The repository itself covers the Python frontend and the MLIR dialect — the solid path, from a .nir file to network.mlir and on to network.ll. The dotted path (C runtime generation via _codegen.export(), clang compilation, and linking into an executable) is not part of the package. It is shown here, and provided only in the examples, to demonstrate one full end-to-end run.

Two components

The project has two clearly separated halves:

  • A Python frontend (the snn-mlir package). It reads a NIR graph and emits SNN dialect MLIR text — optionally quantized. This is the part neuromorphics engineers extend to cover more NIR nodes, more dimensions, or new framework integrations. See Python API (NIR parser).
  • An MLIR dialect + lowering (C++). The snn dialect defines the spiking operations as first-class, transformable MLIR ops, and a reference lowering converts them to standard linalg/arith. This is the part compiler and hardware engineers extend to add new backends.
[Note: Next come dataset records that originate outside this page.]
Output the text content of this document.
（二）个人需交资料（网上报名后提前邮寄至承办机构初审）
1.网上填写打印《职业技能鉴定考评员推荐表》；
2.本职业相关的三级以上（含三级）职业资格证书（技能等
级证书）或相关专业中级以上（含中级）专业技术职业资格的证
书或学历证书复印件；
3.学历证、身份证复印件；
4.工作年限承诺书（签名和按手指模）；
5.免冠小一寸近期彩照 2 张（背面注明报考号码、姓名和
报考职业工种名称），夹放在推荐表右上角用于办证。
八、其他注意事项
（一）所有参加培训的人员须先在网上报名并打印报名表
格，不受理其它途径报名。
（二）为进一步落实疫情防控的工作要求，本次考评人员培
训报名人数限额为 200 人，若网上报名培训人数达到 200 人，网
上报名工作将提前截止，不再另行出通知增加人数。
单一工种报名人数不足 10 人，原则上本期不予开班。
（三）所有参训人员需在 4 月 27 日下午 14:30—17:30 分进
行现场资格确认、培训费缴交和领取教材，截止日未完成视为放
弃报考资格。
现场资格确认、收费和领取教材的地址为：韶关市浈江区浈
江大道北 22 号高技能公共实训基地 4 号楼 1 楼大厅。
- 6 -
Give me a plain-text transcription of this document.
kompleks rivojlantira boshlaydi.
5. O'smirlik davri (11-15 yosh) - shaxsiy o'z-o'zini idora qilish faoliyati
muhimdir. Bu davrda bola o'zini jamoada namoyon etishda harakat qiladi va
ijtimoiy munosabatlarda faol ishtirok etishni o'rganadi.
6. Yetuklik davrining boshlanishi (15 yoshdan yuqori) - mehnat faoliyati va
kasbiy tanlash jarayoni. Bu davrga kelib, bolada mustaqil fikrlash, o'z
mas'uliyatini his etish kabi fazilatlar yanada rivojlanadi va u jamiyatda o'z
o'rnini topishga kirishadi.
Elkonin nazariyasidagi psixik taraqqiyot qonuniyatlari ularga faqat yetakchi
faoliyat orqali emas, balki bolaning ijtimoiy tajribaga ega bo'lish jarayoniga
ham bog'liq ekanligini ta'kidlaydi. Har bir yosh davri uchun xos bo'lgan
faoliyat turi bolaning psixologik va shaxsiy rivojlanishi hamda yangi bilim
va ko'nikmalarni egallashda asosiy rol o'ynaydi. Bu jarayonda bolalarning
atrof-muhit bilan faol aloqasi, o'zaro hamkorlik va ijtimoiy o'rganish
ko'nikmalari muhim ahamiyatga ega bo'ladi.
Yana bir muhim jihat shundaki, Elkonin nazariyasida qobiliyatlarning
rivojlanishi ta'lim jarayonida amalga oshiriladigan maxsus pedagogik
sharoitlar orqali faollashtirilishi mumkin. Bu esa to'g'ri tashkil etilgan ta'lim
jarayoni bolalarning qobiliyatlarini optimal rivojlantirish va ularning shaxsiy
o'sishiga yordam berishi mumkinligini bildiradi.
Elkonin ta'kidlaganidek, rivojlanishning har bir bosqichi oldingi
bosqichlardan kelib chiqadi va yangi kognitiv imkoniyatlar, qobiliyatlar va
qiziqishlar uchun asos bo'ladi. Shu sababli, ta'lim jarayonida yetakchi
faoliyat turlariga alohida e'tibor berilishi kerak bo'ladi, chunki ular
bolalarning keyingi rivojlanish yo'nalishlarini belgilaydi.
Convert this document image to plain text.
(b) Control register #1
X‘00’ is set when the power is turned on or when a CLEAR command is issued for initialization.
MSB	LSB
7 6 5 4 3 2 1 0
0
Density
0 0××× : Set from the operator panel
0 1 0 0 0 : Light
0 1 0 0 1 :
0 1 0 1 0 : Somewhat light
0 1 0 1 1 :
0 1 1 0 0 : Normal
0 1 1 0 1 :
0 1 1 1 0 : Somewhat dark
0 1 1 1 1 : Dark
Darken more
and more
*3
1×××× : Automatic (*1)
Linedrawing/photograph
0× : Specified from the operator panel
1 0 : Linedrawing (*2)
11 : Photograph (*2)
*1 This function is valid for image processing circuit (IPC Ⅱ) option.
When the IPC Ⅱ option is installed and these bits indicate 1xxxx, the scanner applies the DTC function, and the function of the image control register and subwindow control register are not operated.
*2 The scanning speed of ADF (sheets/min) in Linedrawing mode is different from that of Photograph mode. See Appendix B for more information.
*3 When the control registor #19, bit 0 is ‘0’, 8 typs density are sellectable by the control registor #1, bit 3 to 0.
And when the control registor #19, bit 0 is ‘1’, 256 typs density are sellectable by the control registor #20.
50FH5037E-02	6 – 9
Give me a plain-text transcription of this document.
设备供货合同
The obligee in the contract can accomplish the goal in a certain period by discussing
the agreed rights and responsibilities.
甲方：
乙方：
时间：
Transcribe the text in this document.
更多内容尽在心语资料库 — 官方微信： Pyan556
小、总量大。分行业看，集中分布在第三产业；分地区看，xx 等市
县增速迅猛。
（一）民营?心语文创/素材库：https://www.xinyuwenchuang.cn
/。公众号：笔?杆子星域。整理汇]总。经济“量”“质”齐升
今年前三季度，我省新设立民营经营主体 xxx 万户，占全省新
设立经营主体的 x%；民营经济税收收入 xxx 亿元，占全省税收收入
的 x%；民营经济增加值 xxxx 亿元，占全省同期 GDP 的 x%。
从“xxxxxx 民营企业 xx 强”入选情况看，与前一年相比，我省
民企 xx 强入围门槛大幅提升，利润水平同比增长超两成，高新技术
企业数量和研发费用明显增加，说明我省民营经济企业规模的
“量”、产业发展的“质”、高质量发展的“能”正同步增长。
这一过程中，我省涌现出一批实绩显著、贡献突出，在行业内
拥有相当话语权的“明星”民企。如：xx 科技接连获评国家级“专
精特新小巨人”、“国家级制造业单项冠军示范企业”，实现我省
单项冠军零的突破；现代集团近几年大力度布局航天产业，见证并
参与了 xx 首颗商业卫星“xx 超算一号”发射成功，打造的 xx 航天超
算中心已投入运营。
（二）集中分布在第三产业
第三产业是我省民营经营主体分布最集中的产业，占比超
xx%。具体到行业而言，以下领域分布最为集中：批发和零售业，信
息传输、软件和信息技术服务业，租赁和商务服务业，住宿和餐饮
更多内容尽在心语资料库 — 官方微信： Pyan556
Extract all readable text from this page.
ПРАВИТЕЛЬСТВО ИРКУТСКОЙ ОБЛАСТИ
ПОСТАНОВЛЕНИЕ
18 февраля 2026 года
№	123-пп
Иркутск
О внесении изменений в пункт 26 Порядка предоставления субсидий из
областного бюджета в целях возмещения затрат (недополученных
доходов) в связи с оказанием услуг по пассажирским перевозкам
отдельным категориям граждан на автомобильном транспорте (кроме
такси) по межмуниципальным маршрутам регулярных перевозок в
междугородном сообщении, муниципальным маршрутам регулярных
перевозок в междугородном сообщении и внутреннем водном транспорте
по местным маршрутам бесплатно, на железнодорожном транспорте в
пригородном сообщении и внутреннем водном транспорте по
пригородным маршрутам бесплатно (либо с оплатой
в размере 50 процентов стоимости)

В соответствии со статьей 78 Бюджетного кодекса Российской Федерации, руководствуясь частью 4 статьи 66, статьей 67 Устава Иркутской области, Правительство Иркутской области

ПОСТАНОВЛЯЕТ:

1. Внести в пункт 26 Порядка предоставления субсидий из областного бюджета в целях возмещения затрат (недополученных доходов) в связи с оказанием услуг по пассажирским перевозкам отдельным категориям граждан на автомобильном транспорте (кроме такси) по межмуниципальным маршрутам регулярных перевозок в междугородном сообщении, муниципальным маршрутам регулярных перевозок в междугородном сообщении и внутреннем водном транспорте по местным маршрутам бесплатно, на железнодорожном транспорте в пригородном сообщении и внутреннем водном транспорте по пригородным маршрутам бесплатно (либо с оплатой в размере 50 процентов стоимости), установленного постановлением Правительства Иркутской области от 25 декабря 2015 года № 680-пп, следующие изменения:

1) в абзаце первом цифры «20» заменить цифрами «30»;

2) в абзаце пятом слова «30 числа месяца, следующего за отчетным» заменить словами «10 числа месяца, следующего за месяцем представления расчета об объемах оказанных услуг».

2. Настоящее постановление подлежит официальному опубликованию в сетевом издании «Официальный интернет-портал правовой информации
See SNN MLIR dialect.

What it's for

The goal is to make spiking networks portable to embedded systems through a shared, inspectable IR, and in doing so to:

  • give hardware developers a clean place to plug in their own backends (CPU, FPGA, ASIC) under a common representation;
  • give neuromorphics engineers a fast way to test embedded inference of a trained network without hand-writing C for every target;
  • keep everything open and standard, so the same network.mlir can be optimized and retargeted with off-the-shelf MLIR passes.

How we expect people to use (and grow) it

There are two directions of contribution, mirroring the two components:

  • From the NIR side — broaden the frontend: more NIR node types, higher-dimensional activations, additional framework/loop integrations, richer quantization.
  • From the MLIR side — broaden the backend: new open-source lowerings and hardware targets, performance metrics, additional optimization passes.

Scope: this package produces the MLIR file

The snn-mlir Python package is responsible for the network.mlir output only. Generating the C runtime files, compiling them, and linking an executable is outside the package — that's deliberately your toolchain's job.

To show the full picture, the examples provide a complete, runnable flow — from a LAVA-DL and a snnTorch model all the way to a compiled binary — using the helper examples/_codegen.py to generate the C side.

The pipeline, step by step

  • snn_mlir.export() converts the NIR graph to SNN dialect MLIR text.
  • _codegen.export() (in examples/_codegen.py, example-only) generates the C runtime files: memref descriptor typedefs, neuron-state buffers, and a main.c timestep loop. (Weights are baked into network.mlir as constant globals, so the C side no longer carries weight arrays.)
  • pipelines/lower_cpu_linux.sh chains snn-opt → mlir-opt → mlir-translate to produce LLVM IR.
  • A standard C compiler links everything into a self-contained binary.